Avioncito verde

La lluvia caía incansablemente sobre la ciudad, y el pulso rítmico de las gotas sobre la ventana no dejaban de retumbarle en los oídos. Ella, con su camisa ancha y sin zapatos, decidió salir de la cama, con la convicción que recobrar el sueño era una misión imposible. Caminó hacia la cocina, con los ojos entrecerrados y el pelo descontrolado, Mientras se estiraba los huesos bostezaba e intentaba ver algo entre la oscuridad que reina en los días sin sol.

La cocina siempre lúgubre daba a la nada misma, una pared alta y un edificio traicionero que nunca regalaba ni un rayo de sol. Se preparó el café, y mientras esperaba el agua calentarse, recordó el avioncito verde. Había sido un regalo, o una “apropiación” de una época pasada, feliz o no, pero nunca olvidada.

El avioncito representaba el deseo de volar, de estar, las ganas de abrazarse como las alas abrazan las nubes, en lo alto, como el amor más perfecto. Ese avión era una reliquia, un recuerdo, una verdad. Lo único tangible inmerso en una realidad etérea. Se preguntó por el avioncito y bebió el primer sorbo. Su mente absorta buscaba en el pasado algún indicio, una mínima reminiscencia que le dijera por dónde empezar a buscar. Tenía que estar en algún lado. ¿O solo existiría en su mente?

Siguió disfrutando de su desayuno mientras caminaba por la casa, dando mordiscos desiguales a una galleta y siempre descalza, siempre perdida en lo ocurrido, esforzando su mente por recorrer ese laberinto desértico que eran los años vividos.

Al cabo de un rato y con el alma desinflada sintió pena por desconocer el paradero de su avioncito verde, aquel que encerraba en su existencia una vida feliz. Se dejó caer en su sillón mullido y sus ojos se fijaron en la pared, donde reinaba el blanco más impoluto, más perfecto.

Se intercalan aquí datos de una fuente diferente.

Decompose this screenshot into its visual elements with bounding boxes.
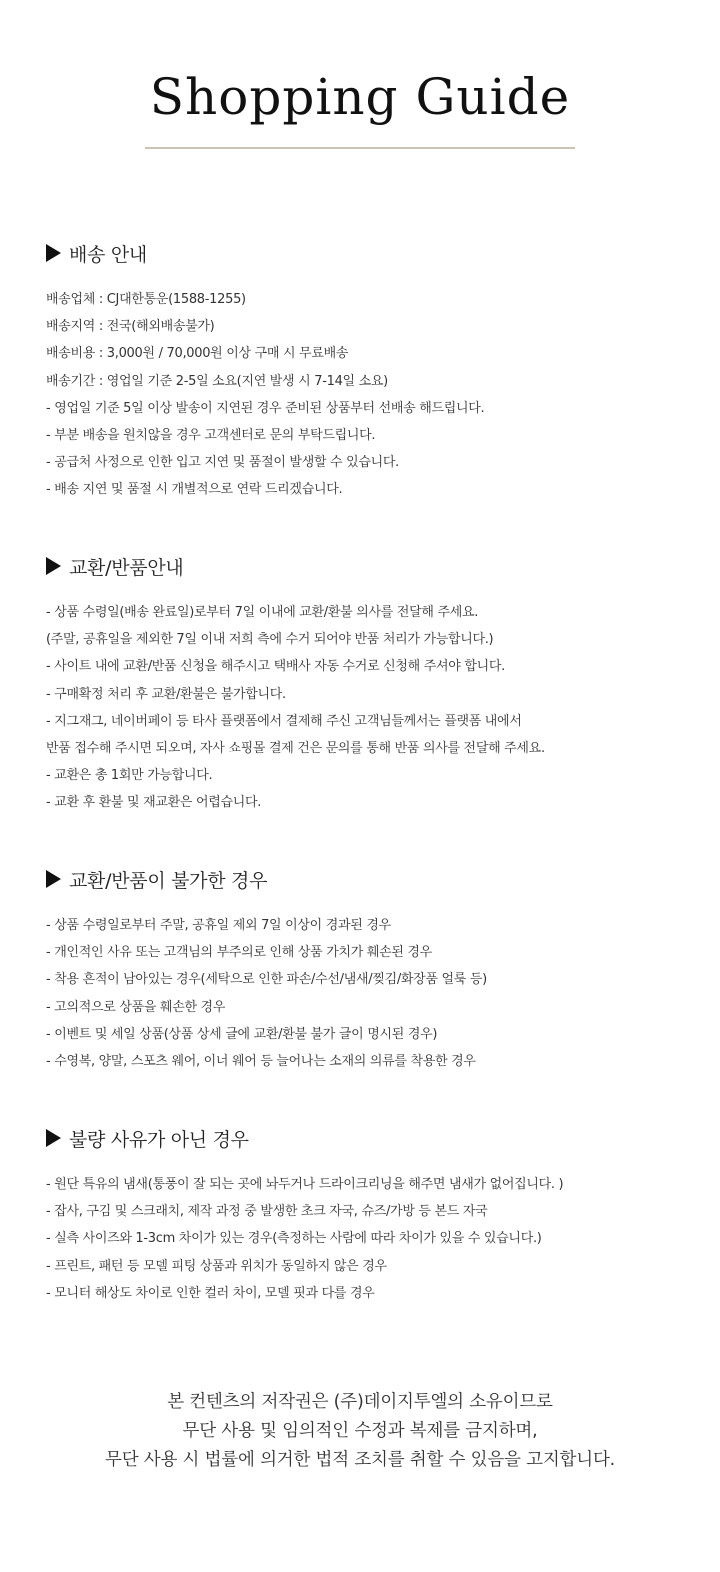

Allí, donde no había nada más que la nada misma recordó, entre sueños, que existía una caja, dentro de otra y que allí, entre papeles viejos y nimiedades dormía, sin otro destino más que el de nunca despertar, su pequeño y amado avioncito verde.

Corrió a recuperar el cofre que cobijaba a su presea más valiosa. Buscó y buscó, revolvió y volvió a remover cuanta caja había arrumbada en el cuarto de los trastos viejos. Absorta miró el desorden y la desdicha la invadió. Desesperanzada y con el alma en pena se dejó caer sobre las cajas y las cacharrerías desperdigadas por doquier. Lloró y entendió que ese amor que había sido verdadero, profundo y doloroso solo existía en su mente y en su corazón, y en el recuerdo de aquel avioncito verde.